逃离工会标签?黄金时代劳工与商业的政治动员

Running From the Union Label? Labor and Business Political Mobilization in the Golden Age

Work and Occupations · 2023
被引 1
ABS 3

中文导读

研究了1950年代工业中西部工会政治效能,发现商业团体成功将工会标签武器化,而工会需淡化身份并借助社区伙伴才能成功,揭示了工会巅峰期的脆弱性。

Abstract

This paper assesses labor's political effectiveness in the industrial Midwest at the peak of union strength during the 1950s—a time and place that should have been ripe for labor mobilization. Comparing labor and business mobilization and outcomes across key labor elections, I find that politicians and business groups were often successful in persuading industrial communities to vote against labor's interests while unions struggled to shed outsider and greedy special interest labels.
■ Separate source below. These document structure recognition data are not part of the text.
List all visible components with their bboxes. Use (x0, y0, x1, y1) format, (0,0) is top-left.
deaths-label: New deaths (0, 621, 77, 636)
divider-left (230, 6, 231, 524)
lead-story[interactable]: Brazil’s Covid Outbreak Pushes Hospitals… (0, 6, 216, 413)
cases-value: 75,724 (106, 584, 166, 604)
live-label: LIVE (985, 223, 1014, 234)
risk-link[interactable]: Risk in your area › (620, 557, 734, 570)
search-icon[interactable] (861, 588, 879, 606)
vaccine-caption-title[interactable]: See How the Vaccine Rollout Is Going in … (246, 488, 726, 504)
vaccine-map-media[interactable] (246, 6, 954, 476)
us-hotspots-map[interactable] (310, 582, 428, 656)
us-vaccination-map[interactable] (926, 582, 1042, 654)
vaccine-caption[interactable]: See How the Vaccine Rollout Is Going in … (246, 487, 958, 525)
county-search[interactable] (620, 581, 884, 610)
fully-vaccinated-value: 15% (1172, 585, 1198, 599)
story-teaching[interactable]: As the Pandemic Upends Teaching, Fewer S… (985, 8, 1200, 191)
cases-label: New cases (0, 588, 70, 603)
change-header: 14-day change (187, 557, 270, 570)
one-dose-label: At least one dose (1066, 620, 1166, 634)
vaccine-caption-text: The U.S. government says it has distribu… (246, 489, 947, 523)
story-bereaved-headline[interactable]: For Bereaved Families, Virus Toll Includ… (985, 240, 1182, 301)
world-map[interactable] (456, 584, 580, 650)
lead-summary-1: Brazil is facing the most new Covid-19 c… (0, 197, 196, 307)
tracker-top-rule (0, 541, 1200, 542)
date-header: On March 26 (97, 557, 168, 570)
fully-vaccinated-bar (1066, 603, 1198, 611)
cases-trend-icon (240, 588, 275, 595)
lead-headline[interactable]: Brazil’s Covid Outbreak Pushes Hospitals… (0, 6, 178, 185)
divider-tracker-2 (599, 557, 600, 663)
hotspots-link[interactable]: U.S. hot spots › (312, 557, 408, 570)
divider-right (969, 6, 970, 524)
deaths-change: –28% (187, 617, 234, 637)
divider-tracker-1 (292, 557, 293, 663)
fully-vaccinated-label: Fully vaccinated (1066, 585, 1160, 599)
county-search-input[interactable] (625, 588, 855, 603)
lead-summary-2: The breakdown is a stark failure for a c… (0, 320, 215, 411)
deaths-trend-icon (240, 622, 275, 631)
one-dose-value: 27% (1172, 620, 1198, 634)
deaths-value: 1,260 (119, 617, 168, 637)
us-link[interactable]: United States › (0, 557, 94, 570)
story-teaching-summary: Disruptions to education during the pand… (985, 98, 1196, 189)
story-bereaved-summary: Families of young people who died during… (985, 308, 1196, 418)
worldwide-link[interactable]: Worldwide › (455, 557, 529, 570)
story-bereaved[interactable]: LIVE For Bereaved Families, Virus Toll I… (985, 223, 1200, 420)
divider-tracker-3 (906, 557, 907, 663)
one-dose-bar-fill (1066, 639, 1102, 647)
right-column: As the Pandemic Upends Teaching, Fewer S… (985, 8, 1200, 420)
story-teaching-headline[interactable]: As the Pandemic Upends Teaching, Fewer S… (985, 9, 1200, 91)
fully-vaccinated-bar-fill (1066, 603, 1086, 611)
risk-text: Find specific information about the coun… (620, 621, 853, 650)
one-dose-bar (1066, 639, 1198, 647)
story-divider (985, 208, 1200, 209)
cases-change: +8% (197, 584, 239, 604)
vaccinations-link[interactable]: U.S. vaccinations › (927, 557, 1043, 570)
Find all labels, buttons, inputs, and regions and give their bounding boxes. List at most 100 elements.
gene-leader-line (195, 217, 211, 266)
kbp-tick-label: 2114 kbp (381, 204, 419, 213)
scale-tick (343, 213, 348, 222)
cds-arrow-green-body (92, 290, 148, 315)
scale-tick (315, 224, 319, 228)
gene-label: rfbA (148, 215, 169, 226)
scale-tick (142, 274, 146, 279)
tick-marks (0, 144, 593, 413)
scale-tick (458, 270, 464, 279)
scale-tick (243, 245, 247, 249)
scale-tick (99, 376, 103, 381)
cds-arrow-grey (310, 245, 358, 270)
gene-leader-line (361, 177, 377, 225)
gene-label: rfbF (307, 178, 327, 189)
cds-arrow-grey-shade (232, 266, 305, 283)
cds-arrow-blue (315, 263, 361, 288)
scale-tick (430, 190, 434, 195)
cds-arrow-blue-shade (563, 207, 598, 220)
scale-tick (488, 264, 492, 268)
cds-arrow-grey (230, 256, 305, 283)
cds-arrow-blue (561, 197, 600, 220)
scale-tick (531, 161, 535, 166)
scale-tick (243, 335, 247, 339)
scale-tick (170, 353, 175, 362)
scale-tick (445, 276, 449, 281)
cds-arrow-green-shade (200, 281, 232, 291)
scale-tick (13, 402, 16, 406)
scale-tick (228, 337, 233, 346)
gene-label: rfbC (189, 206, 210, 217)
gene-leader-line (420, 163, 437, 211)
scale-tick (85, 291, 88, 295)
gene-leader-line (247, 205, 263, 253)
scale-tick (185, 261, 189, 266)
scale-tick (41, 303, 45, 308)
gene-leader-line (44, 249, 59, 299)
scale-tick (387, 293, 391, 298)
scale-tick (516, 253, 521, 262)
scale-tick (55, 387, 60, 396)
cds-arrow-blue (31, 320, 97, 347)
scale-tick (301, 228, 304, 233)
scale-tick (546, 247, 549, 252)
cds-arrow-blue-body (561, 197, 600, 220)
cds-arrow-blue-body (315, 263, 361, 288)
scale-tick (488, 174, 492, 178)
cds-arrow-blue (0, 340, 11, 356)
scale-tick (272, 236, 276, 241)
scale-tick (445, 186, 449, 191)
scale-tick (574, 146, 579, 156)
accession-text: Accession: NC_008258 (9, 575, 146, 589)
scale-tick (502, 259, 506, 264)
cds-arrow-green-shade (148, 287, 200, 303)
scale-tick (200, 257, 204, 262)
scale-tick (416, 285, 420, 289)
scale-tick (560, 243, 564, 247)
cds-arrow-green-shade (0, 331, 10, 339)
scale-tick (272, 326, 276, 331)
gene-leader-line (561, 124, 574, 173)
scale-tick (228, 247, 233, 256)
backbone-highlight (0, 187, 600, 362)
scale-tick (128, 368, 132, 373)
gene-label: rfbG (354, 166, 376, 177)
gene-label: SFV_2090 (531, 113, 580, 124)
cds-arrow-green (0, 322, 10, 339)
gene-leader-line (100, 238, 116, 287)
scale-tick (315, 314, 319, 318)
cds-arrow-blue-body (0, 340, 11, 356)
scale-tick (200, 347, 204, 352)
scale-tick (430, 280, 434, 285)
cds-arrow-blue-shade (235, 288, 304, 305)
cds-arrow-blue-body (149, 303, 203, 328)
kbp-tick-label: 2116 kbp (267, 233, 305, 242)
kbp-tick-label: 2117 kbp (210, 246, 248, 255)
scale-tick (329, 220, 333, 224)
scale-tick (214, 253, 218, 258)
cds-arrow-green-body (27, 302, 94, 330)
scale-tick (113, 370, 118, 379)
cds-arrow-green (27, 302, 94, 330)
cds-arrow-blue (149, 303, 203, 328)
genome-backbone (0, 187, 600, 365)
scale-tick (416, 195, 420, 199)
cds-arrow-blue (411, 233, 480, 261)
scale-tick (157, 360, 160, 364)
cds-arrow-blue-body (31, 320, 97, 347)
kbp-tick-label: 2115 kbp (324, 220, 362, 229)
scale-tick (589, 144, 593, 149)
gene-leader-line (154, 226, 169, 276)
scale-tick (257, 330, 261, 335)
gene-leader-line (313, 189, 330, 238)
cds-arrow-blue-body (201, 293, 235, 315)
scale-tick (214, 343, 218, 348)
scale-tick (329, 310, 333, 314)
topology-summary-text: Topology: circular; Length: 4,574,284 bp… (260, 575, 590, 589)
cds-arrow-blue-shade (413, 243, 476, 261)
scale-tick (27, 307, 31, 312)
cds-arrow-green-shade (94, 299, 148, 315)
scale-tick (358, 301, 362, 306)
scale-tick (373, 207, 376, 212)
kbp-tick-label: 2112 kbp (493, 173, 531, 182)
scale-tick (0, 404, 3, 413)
To make sense of labor's mixed performance, I draw on social movement theory and the inter-related nature of union mobilization, countermovement organization, and the framing of labor issues. Labor struggled when facing a well-organized business countermovement, which effectively weaponized the union label against labor. Union success hinged in part on their ability to downplay union identity and to have other more respected community partners do much of the public-facing work, but only when facing a fractured opposition. The findings point to important vulnerabilities unions faced at their peak and suggest a more nuanced view of postwar labor relations. They also extend social movement research on framing by identifying the important role of countermovements and coalitions in shaping what movements can convey and what will resonate.